Learn more about how the Auditor's Office conducts an audit.
The Auditor's Office looks at many factors before they begin an audit. If a program or department is especially at risk for experiencing waste, fraud or abuse, if they have been audited in the past, or if there are anyone in the community has reported concerns, the Auditor's Office might begin an audit. Once the Auditor's Office decides what to audit, there are six steps to the audit.

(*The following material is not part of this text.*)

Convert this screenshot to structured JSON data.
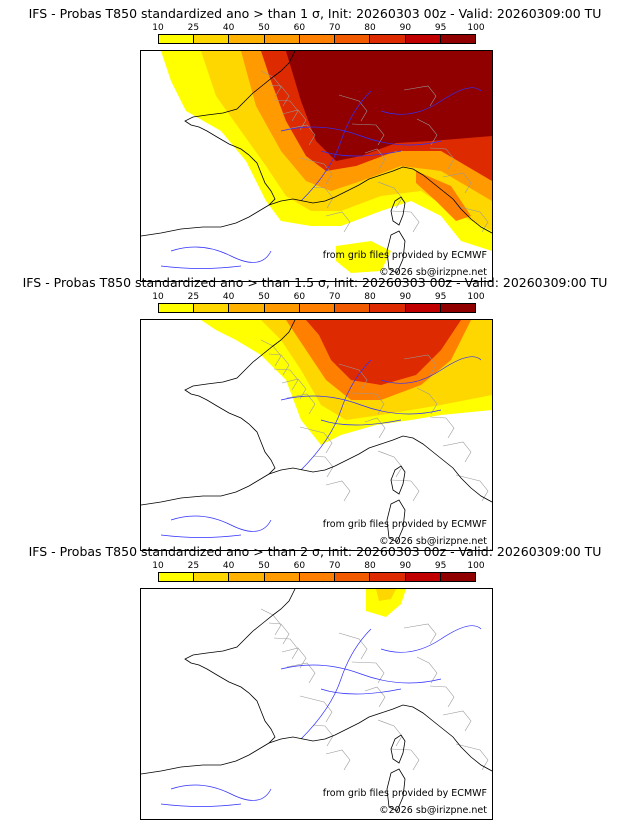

Step 1: Survey and Planning
The Auditor's Office gathers information about the program or department it is auditing. The auditors learn about the mission, resources, accounting practices and operations of the program they are auditing.
Step 2: Fieldwork
Audit fieldwork can include interviewing staff, watching operations and reviewing, analyzing and documenting the program or department's work to learn about how resources are being used.
Step 3: Communication
During the audit, the Auditor's Office staff will let the subject of the audit know about any findings as soon as possible. This lets the auditee begin to make any necessary changes to their practices as soon as possible.
Step 4: Draft Report
After the audit is completed, the Auditor's Office writes a draft report with recommendations for improvements. Next, they schedule an exit conference to review the draft report with the auditee and give the department or program managers a chance to respond to the findings and recommendations.
Step 5: Response
After the exit conference, the Administration is given a time to respond to the findings and recommendations. At this point, the report is a work-in-progress; it is not a public document.
Step 6: Report Issuance
At the end of the response period, and after reading the auditee's response to the draft report, the Auditor's Office produces the final audit report. This report, and all final audit reports, are posted on the Auditor's Office website and available to the public.